How It All Connects: End-to-End Trace

Let’s trace a single request through every component:

User sends "Explain transformers" to the OpenAI-compatible API
API server tokenizes: [849, 11187, 88146] (3 tokens)
LLMEngine.add_request() creates a SequenceGroup and places it in the scheduler’s waiting queue
Scheduler._schedule() sees the waiting request. Budget allows 3 prefill tokens. Block manager allocates 1 block (16-token capacity). Request moves to running queue.
Worker.execute_model() prepares inputs: token_ids=[849, 11187, 88146], positions=[0, 1, 2], attention metadata (no KV cache to read yet)
Model forward pass: FlashAttention for prefill (3 tokens, contiguous). Produces logits for position 2.
Sampling: Top-p selects token 578 (“Trans”)
Engine updates: Token 578 appended to sequence. Block manager records KV cache now has 4 tokens (3 prompt + 1 generated).
Next iteration: Scheduler sees 1 running request. Decode: token_ids=[578], positions=[3], PagedAttention reads KV from block, produces logits for position 3.
Repeat until EOS token or max length.

Each iteration takes ~10-50ms depending on model size and batch. The request generates tokens at 20-100 tokens/sec, streamed back to the client in real time.

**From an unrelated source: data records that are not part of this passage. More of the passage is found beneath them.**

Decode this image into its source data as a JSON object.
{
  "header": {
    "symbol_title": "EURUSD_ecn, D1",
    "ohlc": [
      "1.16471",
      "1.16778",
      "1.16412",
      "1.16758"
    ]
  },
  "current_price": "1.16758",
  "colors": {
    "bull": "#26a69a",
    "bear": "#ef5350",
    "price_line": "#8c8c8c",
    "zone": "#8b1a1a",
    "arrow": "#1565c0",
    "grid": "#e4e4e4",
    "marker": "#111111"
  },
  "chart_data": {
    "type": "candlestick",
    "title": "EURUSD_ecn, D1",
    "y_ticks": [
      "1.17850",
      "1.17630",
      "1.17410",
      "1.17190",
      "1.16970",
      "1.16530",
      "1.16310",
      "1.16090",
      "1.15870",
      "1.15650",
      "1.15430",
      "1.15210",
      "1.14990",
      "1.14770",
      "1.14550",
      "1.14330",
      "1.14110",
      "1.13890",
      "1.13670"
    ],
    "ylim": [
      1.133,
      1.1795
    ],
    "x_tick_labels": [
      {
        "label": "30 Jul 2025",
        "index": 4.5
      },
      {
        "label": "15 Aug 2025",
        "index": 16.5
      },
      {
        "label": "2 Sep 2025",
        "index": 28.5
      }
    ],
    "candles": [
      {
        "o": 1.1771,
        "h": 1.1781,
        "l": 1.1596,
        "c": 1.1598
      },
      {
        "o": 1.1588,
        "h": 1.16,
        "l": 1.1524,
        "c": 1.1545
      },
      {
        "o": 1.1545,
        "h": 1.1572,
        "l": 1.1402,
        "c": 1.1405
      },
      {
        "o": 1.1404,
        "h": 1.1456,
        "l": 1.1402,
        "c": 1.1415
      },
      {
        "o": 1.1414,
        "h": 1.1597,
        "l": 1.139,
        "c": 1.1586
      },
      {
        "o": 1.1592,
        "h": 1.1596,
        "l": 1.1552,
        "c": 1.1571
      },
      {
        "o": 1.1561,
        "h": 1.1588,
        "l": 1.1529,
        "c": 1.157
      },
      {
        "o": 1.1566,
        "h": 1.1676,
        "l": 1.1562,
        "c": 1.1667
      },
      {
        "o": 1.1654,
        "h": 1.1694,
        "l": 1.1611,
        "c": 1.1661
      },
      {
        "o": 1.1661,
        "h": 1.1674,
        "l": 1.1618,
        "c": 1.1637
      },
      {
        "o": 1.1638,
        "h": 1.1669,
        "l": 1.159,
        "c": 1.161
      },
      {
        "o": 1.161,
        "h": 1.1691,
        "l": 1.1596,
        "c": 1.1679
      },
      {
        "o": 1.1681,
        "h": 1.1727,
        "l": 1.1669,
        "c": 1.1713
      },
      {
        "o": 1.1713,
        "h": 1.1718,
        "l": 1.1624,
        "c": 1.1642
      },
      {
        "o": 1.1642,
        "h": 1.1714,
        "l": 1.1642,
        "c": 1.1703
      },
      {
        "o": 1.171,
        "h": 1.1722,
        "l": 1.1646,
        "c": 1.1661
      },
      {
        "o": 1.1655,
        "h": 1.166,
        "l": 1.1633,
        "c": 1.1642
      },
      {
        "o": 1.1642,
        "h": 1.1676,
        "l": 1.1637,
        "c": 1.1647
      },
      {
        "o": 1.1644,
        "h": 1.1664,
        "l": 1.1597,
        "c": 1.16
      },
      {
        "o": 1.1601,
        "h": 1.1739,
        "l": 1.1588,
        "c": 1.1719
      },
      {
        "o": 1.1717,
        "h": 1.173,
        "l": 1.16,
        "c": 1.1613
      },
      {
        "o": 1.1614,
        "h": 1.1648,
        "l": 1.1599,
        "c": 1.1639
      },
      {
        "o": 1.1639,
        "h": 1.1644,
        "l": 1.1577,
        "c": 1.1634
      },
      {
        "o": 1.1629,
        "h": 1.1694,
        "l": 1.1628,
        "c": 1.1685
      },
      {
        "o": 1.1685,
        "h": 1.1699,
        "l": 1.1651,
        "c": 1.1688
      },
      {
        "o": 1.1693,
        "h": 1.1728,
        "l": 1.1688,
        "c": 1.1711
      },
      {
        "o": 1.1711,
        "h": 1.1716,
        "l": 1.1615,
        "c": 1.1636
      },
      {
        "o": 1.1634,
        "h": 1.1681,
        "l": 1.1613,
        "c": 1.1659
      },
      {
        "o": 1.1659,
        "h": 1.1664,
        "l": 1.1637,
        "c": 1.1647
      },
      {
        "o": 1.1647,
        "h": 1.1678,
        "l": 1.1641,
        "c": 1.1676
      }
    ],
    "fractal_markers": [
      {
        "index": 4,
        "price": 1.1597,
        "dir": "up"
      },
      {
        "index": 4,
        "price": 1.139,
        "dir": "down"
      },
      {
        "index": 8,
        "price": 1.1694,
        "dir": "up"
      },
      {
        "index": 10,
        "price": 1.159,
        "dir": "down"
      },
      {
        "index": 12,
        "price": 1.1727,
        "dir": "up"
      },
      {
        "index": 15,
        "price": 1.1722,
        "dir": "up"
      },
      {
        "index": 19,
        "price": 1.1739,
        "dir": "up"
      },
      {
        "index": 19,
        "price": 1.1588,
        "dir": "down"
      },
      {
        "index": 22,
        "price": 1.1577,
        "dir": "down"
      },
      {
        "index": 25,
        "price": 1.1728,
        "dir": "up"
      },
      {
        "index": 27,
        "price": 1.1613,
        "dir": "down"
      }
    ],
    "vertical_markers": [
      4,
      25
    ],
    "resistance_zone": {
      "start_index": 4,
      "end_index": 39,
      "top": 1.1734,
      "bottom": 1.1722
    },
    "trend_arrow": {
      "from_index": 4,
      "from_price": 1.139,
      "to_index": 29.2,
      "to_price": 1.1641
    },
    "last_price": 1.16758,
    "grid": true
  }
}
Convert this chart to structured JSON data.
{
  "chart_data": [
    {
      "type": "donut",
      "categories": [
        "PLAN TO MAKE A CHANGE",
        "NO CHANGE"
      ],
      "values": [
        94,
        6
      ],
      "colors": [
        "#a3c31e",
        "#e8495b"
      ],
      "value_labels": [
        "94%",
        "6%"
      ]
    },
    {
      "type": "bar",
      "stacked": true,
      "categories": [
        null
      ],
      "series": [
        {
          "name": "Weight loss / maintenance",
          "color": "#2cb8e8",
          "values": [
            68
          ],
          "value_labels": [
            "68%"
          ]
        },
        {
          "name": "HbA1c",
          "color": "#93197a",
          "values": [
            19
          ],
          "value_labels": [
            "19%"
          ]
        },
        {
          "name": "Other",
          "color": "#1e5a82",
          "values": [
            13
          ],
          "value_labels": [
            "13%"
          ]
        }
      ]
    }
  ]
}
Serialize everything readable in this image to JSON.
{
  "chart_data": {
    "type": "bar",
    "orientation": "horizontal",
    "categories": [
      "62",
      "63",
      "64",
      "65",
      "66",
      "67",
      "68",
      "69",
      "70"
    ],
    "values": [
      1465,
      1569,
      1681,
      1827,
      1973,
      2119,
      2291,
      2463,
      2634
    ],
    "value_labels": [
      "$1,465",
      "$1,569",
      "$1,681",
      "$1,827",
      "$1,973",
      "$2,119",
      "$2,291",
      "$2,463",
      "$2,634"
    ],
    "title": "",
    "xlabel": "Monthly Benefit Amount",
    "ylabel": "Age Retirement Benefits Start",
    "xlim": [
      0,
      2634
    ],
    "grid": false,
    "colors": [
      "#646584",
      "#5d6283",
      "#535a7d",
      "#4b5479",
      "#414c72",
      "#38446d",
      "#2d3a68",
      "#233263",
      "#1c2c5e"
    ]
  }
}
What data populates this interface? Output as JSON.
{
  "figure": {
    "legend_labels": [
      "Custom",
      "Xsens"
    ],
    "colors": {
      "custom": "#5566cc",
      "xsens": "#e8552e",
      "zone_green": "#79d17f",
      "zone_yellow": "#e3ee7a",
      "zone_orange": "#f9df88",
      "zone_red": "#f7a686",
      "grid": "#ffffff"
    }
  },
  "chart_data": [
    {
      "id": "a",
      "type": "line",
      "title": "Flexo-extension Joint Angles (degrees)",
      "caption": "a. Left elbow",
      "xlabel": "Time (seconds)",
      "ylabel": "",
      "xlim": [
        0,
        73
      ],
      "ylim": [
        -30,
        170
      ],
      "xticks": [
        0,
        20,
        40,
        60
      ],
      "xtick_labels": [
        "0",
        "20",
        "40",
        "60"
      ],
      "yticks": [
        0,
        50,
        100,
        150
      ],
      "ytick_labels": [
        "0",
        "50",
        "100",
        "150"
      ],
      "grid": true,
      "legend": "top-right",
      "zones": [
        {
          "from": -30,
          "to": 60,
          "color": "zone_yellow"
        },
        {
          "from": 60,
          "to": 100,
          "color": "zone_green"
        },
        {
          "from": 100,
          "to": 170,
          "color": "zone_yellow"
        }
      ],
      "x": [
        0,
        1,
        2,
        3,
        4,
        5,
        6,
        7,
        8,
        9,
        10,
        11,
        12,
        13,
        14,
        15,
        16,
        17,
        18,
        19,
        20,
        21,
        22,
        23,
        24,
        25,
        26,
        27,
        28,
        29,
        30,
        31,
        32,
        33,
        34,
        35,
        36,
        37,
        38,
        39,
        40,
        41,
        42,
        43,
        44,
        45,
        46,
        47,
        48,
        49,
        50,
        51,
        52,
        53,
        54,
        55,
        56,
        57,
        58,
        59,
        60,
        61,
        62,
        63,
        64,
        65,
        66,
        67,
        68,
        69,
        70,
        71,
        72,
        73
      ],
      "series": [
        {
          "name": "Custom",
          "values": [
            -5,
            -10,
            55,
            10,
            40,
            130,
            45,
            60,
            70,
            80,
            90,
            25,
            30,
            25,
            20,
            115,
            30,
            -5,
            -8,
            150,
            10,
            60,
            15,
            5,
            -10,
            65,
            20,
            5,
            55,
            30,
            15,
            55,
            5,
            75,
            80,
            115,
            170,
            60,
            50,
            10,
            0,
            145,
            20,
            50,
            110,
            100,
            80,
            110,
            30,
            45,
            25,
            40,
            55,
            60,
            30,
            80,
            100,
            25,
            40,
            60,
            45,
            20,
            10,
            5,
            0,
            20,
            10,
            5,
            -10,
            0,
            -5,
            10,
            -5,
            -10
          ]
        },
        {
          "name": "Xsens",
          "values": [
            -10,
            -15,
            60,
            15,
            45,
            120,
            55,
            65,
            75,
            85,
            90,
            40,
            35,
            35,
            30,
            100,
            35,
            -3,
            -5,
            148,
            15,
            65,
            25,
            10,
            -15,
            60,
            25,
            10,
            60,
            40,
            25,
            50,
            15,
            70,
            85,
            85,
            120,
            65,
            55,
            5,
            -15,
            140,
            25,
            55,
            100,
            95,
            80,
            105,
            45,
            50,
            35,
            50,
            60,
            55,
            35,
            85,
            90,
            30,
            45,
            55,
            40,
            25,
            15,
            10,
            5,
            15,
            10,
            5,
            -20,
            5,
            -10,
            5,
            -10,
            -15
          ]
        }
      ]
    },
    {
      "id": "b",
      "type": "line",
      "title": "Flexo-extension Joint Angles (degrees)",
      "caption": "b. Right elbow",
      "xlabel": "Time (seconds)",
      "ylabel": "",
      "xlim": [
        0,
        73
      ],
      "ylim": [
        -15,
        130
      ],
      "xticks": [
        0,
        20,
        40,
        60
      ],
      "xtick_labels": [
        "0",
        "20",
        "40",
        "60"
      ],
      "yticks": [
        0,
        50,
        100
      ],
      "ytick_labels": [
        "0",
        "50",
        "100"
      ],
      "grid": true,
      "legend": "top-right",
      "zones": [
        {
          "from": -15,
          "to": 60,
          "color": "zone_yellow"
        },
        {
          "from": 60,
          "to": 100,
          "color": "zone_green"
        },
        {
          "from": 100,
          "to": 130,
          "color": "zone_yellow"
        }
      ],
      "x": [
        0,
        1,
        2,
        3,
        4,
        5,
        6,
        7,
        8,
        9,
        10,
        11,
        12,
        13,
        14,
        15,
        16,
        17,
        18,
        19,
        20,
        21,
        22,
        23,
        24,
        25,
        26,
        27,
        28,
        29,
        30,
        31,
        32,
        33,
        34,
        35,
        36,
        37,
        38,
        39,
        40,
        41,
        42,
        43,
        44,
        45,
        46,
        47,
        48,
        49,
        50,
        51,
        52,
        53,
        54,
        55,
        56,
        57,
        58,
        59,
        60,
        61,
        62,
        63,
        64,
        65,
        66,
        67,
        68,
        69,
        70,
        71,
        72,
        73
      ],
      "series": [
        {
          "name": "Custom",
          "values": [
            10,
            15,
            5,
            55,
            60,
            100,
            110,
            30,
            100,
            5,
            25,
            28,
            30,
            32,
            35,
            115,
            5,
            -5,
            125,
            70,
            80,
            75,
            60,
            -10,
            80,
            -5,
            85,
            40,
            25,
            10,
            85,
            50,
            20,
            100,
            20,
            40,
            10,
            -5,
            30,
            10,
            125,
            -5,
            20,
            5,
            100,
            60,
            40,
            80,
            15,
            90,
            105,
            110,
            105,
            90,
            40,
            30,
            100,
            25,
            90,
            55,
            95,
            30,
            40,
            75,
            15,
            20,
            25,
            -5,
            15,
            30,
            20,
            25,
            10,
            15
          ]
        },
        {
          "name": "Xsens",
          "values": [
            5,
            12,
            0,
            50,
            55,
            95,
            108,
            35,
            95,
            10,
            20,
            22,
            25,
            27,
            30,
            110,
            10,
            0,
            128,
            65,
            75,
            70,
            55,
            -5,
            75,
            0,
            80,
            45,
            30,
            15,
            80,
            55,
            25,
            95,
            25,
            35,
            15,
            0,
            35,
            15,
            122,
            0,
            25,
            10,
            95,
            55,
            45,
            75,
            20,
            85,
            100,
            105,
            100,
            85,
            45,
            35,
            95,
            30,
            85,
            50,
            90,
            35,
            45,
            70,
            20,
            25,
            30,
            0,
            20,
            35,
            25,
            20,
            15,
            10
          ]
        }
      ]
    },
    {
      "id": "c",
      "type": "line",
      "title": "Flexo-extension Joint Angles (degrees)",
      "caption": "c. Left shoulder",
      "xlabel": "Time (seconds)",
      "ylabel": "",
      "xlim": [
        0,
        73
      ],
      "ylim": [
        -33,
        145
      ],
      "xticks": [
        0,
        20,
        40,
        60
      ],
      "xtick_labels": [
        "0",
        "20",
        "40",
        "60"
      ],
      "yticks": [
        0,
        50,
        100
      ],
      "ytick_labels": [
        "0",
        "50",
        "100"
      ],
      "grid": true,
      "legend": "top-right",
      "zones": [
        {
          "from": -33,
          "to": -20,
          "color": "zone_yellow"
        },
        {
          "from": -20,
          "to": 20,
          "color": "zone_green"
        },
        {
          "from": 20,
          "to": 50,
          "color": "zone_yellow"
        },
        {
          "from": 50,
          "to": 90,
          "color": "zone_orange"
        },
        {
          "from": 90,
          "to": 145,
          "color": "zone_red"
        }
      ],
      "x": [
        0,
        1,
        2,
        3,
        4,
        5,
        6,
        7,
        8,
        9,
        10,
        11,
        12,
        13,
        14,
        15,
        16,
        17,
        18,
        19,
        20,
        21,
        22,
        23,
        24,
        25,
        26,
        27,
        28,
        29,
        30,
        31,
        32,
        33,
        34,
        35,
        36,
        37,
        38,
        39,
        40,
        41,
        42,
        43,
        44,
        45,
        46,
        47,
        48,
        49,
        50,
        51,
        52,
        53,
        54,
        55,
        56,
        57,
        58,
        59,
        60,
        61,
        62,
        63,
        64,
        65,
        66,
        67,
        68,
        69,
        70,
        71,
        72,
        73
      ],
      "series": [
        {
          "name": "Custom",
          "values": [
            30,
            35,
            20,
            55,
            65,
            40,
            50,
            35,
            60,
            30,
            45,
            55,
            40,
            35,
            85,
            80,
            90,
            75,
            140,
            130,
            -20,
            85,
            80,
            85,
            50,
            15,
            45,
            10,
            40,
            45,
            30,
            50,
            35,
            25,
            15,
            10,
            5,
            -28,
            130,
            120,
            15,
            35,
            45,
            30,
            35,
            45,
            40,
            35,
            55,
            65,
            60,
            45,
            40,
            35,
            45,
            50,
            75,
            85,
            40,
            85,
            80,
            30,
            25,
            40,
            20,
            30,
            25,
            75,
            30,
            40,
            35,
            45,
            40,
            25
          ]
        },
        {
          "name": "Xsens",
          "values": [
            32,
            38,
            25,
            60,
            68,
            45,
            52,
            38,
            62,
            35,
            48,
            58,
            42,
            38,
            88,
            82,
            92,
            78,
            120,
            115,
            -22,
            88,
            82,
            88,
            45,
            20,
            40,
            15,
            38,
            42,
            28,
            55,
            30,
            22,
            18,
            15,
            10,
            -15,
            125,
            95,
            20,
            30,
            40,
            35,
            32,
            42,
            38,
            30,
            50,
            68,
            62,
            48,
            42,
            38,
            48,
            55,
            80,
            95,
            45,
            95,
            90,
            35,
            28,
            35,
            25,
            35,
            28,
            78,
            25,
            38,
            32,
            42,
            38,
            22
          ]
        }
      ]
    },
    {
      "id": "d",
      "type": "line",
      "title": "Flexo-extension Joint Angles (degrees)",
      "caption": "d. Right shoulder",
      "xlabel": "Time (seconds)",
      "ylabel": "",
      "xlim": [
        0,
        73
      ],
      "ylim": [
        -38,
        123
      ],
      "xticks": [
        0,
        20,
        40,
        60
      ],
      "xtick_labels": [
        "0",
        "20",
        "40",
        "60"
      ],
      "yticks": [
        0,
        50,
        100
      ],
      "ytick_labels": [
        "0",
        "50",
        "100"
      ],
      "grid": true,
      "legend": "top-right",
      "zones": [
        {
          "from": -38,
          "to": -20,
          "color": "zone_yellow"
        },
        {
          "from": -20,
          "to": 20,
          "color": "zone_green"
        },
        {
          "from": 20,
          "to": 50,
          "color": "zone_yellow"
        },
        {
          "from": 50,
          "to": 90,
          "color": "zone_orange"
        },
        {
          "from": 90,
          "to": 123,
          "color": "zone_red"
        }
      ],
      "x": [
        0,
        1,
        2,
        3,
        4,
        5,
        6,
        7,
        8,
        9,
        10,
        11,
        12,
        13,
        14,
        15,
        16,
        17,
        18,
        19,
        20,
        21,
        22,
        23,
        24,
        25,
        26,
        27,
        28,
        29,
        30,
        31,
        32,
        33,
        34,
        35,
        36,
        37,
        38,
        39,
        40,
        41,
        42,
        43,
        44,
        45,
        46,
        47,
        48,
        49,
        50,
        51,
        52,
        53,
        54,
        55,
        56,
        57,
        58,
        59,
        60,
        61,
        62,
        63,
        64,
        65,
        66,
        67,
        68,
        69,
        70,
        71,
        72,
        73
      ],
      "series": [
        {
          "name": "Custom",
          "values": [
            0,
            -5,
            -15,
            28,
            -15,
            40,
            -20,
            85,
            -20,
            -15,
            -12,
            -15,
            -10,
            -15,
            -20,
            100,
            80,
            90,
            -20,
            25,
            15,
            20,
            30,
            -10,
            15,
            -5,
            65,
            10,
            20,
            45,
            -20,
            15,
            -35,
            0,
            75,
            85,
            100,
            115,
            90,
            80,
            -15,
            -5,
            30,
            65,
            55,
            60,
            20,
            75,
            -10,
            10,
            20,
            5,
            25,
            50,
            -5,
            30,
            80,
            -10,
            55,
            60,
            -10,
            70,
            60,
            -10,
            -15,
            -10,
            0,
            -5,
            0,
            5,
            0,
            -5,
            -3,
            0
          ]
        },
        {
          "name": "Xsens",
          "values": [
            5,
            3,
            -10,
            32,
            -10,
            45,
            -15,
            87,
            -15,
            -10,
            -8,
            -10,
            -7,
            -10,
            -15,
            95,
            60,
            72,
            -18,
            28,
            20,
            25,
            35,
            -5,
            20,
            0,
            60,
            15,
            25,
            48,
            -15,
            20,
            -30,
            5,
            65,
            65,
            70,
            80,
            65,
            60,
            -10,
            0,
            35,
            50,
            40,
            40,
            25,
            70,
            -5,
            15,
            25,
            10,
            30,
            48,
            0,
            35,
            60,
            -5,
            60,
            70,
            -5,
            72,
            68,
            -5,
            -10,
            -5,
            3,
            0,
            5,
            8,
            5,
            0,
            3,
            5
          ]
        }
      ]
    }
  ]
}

💡 The Takeaway for vLLM Users

You don’t need to understand every line of code to use vLLM effectively. But knowing the architecture helps you: (1) choose the right configuration parameters (max_num_batched_tokens, max_num_seqs, gpu_memory_utilization), (2) diagnose performance issues (is the bottleneck scheduling, memory, or compute?), and (3) understand when vLLM is the right tool vs when SGLang or TRT-LLM might be better.

The next two posts in this series go deeper: Part 2 covers the scheduler’s algorithms, and Part 3 covers the PagedAttention CUDA kernel — the two most technically interesting components of the system.